Allosteric Inhibition via R-State Destabilization in ATP Sulfurylase from Penicillium chrysogenum
MacRae, I.J., Segel, I.H., Fisher, A.J.(2002) Nat Struct Biol 9: 945-949
- PubMed: 12426581 
- DOI: https://doi.org/10.1038/nsb868
- Primary Citation of Related Structures:  
1M8P - PubMed Abstract: 
The structure of the cooperative hexameric enzyme ATP sulfurylase from Penicillium chrysogenum bound to its allosteric inhibitor, 3'-phosphoadenosine-5'-phosphosulfate (PAPS), was determined to 2.6 A resolution. This structure represents the low substrate-affinity T-state conformation of the enzyme.
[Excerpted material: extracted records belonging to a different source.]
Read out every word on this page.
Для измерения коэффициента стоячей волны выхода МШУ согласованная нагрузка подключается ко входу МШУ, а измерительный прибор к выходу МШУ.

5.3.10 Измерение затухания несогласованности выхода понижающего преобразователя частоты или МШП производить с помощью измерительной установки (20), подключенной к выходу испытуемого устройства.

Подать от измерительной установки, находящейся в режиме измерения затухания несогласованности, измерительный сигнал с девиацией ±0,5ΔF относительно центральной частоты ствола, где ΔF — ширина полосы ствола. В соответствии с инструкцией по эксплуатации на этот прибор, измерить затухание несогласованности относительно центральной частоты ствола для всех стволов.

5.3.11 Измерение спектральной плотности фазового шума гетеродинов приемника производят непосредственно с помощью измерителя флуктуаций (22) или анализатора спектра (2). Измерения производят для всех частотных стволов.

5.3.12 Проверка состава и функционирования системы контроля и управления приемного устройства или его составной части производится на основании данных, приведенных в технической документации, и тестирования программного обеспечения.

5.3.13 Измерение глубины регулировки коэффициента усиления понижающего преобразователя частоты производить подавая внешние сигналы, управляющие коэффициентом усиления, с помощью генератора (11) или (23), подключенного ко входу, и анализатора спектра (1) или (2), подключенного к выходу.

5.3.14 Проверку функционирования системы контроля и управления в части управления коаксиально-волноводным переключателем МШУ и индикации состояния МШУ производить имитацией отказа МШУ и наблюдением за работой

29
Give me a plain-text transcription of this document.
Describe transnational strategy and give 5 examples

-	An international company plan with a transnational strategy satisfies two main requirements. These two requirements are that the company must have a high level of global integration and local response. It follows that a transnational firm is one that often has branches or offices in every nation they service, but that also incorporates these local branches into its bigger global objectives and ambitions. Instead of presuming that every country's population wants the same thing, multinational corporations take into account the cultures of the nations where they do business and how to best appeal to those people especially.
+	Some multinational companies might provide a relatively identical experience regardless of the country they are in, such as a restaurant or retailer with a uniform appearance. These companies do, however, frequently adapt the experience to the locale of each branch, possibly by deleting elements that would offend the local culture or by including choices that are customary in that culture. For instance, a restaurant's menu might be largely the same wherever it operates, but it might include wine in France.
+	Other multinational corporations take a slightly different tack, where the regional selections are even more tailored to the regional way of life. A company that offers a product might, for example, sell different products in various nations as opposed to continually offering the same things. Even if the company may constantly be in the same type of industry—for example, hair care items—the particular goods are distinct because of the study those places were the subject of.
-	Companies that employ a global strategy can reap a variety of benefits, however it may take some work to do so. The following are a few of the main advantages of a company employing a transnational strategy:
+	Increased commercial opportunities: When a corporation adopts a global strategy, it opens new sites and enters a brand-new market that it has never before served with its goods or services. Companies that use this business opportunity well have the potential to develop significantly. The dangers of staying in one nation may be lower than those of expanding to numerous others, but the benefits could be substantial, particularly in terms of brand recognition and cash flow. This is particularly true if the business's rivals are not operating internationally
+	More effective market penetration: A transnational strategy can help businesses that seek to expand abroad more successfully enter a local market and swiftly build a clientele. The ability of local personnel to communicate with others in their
Comparison with the high substrate-affinity R-state structure reveals that a large rotational rearrangement of domains occurs as a result of the R-to-T transition. The rearrangement is accompanied by the 17 A movement of a 10-residue loop out of the active site region, resulting in an open, product release-like structure of the catalytic domain. Binding of PAPS is proposed to induce the allosteric transition by destabilizing an R-state-specific salt linkage between Asp 111 in an N-terminal domain of one subunit and Arg 515 in the allosteric domain of a trans-triad subunit. Disrupting this salt linkage by site-directed mutagenesis induces cooperative inhibition behavior in the absence of an allosteric effector, confirming the role of these two residues.
Organizational Affiliation: 
Section of Molecular and Cellular Biology, University of California, One Shields Avenue, Davis, California 95616, USA.